Kayserispor kurtuluşa dair kocaman kocaman seri adımlar atmaya devam ediyor.
Önce Hatay, ardından Adana deplasmanında alınan galibiyet ile birlikte haftalardır elde edilen iyi sonuçlara karşın içinden çıkamadığı hattı, yırttı attı. Tam da umudun kesildiği, “Yandık, battık, bittik, gittik” denilen dönemde işbaşı yapan Sergei Jakirovic’in toparladığı ve hâl yoluna koyduğu Kayserispor gerçek kimliğine döndü, umut yüklü düşünceler de bununla birlikte tavan yaptı.
Aslına bakarsanız, Boşnak teknik adam bir gerçeği herkesin suratına net biçimde çarptı, başarısızlığın sebebini deşifre etti desek yerli yerinde olur… Biz anlatalım; umarım ders olur, ders çıkartılır. Jakirovic ne mi yaptı, sarı-kırmızılı takımın kısır vizyonerli, yetersiz yönetim biçiminin neye mal olduğunu ortaya çıkardı. Takımı, idare etmekle, yönetmek arasında ne denli büyük bir fark olduğunu çok konuşmadan, aynası iştir kişinin, lafa bakılmaz metodiği üzerinden yürüdü ve 33 puanı buldu... Yani bir teknik adamın ne alma geldiğini, bunun seçiminin nelere kadir olduğunu sessizce ifade etti.
Ortaya çıkan bu tablonun ardından, bugünkü-dünkü yönetimler umarım otururlar, şapkalarını önüne koyup dünürler.

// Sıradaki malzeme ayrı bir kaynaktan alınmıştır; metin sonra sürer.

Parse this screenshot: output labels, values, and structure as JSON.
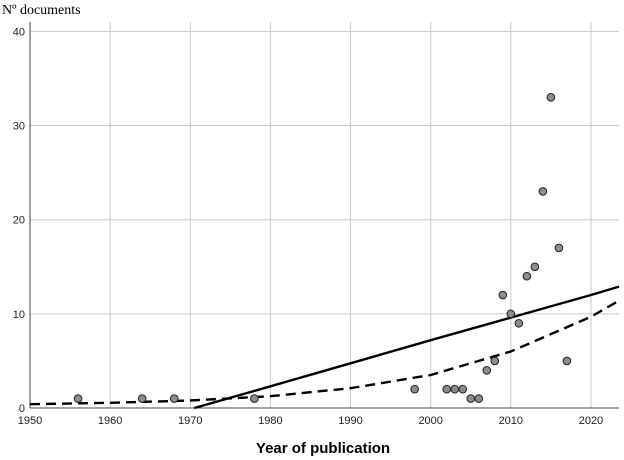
{
  "chart_data": {
    "type": "scatter",
    "title": "",
    "xlabel": "Year of publication",
    "ylabel": "Nº documents",
    "xlim": [
      1950,
      2023.5
    ],
    "ylim": [
      0,
      41
    ],
    "xticks": [
      1950,
      1960,
      1970,
      1980,
      1990,
      2000,
      2010,
      2020
    ],
    "yticks": [
      0,
      10,
      20,
      30,
      40
    ],
    "grid": true,
    "legend": "none",
    "series": [
      {
        "kind": "scatter",
        "color": "#8c8c8c",
        "points": [
          {
            "x": 1956,
            "y": 1
          },
          {
            "x": 1964,
            "y": 1
          },
          {
            "x": 1968,
            "y": 1
          },
          {
            "x": 1978,
            "y": 1
          },
          {
            "x": 1998,
            "y": 2
          },
          {
            "x": 2002,
            "y": 2
          },
          {
            "x": 2003,
            "y": 2
          },
          {
            "x": 2004,
            "y": 2
          },
          {
            "x": 2005,
            "y": 1
          },
          {
            "x": 2006,
            "y": 1
          },
          {
            "x": 2007,
            "y": 4
          },
          {
            "x": 2008,
            "y": 5
          },
          {
            "x": 2009,
            "y": 12
          },
          {
            "x": 2010,
            "y": 10
          },
          {
            "x": 2011,
            "y": 9
          },
          {
            "x": 2012,
            "y": 14
          },
          {
            "x": 2013,
            "y": 15
          },
          {
            "x": 2014,
            "y": 23
          },
          {
            "x": 2015,
            "y": 33
          },
          {
            "x": 2016,
            "y": 17
          },
          {
            "x": 2017,
            "y": 5
          }
        ]
      },
      {
        "kind": "line",
        "style": "solid",
        "color": "#000000",
        "points": [
          {
            "x": 1970.5,
            "y": 0
          },
          {
            "x": 1980,
            "y": 2.3
          },
          {
            "x": 1990,
            "y": 4.75
          },
          {
            "x": 2000,
            "y": 7.2
          },
          {
            "x": 2010,
            "y": 9.6
          },
          {
            "x": 2020,
            "y": 12.0
          },
          {
            "x": 2023.5,
            "y": 12.9
          }
        ]
      },
      {
        "kind": "line",
        "style": "dashed",
        "color": "#000000",
        "points": [
          {
            "x": 1950,
            "y": 0.4
          },
          {
            "x": 1960,
            "y": 0.55
          },
          {
            "x": 1970,
            "y": 0.8
          },
          {
            "x": 1980,
            "y": 1.25
          },
          {
            "x": 1990,
            "y": 2.1
          },
          {
            "x": 2000,
            "y": 3.5
          },
          {
            "x": 2010,
            "y": 6.0
          },
          {
            "x": 2020,
            "y": 9.7
          },
          {
            "x": 2023.5,
            "y": 11.4
          }
        ]
      }
    ]
  }
}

Kulüp yönetmek, öyle sanıldığı kadar basitlik yüklü bir iş değil. Hele hele ‘Ben yaptım oldu” düşünce tarzıyla bir arpa boyu yol kat etmenin esamisi bile söz konusu değil. Jakirovic’in yaptığı, seçim tercihlerinin ne denli kıymet arz ettiğini ortaya koşmaktan başka bir şey olmadı. Son dönemlerde stajyer bile olamayacak tiplerin bir dizi baskılar, boyun eğmelerle takımın başına getirilerek teknik adam diye lanse edilmesinin faturası, bedeli muazzam ağır biçimde ödenecekken, yolun çıkmaz sokak olduğu ancak son katrede fark edilerek yön değiştirilmesi kurtuluşun kapısını araladı. Ancak bu tabloyu içselleştirerek, futbol takımlarında ortaya konulan yönetimsel anlayışın ne kadar kıymetli olduğunu içselleştirmek, ders almak fena halde önem arzediyor… Ders alınır, alınmaz onu bilemiyorum ve zamana bırakıyorum. Ancak geldiği günden beri 2 puan ortalamasını yakalamasına rağmen Kayserispor haftalardır hâlâ düşme hattında debeleniliyorsa, hatanın sebepleri şimdiden tesislerin orta yerine kocaman puntolarla asılmalı ki bir daha tekrar edilmesin.
Pek ala; gelinen noktada her iş bitti mi? Cevap; asla ve kata… Kayserispor kalan maçlarını da aynı titizlikle değerlendirerek yoluna devam etmeli. Kimse kimsenin gözünün yaşına bakmazken, Kasımpaşa ile başlayacak ve sezonun son düdüğe kadar devam edecek bu mücadelede hata yapanın ağır bedel ödeyeceği düşünülerek, hareket etmek olmazsa olmaz koşul olarak karşımızda duruyor. Şehrin bütünleşmesiyle Kayserispor’un başaracağından hiç kuşkum yok, ancak kimse işi garanti görmesin ve doğru adımlar atılmaya da devam edilsin.
Hafta hafta yol yürümek ama temkini elden bırakmadan… Bir de tabii olarak sezon bitiminde, haftalardır cehennem azabına dönüşen başarısızlık günlerinin sebepleri-sonuçları kamuoyu ile paylaşılmasının gerekliliğini de şuraya not olarak düşelim.